The team collected 13,602 closed issues and merged pull requests from 40 open-source agentic AI repositories. They selected 385 representative faults for deep manual study. To make sense of those faults they used grounded theory, a method that builds categories from real examples. They also ran Apriori-based association rule mining, a statistical method that finds strong co‑occurrence patterns. Finally, they checked their results with a survey of 145 developers who work on agentic systems.
The result is a detailed taxonomy. The authors identified 37 specific fault types organized into 13 higher-level categories, 13 classes of observable symptoms, and 12 categories of root causes. Two common root causes were dependency and integration failures (19.5%) and data and type handling failures (17.6%). Many faults arise from mismatches between probabilistic outputs from LLMs and deterministic interfaces expected by other software. The study also found recurring propagation paths across components.
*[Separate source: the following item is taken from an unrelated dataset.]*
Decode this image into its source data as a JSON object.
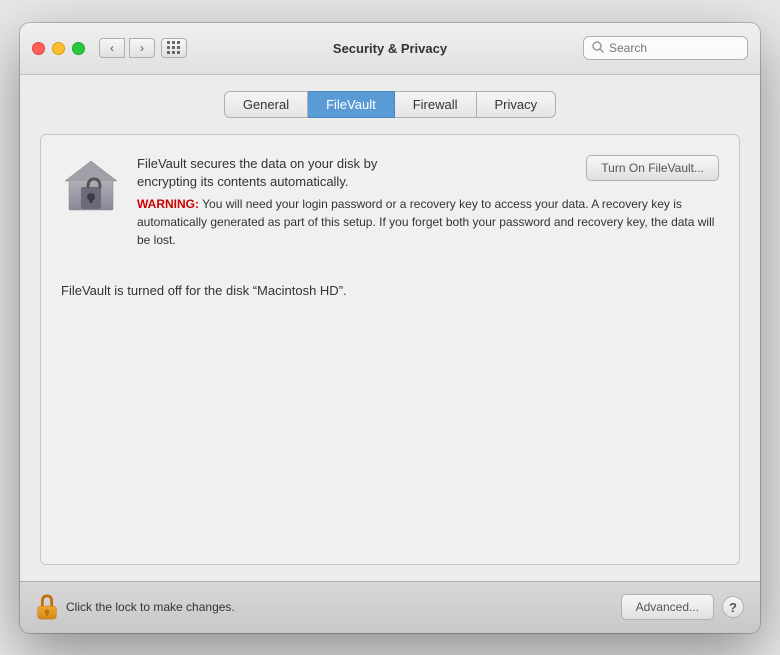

For example, token-management bugs frequently led to authentication failures (a very strong link, lift = 181.5), and incorrect time values often came from bad datetime conversions (lift = 121.0).
This work matters because it moves fault analysis from anecdotes to patterns. The authors show that failures in agentic systems are often structured and cross component boundaries. That means teams can build targeted debugging, monitoring, and reliability steps that focus on common propagation paths — for example, checking token refresh logic or datetime conversions. Practitioners rated the taxonomy as representative (mean = 3.97 out of 5) and 83.8% said it covered faults they had seen.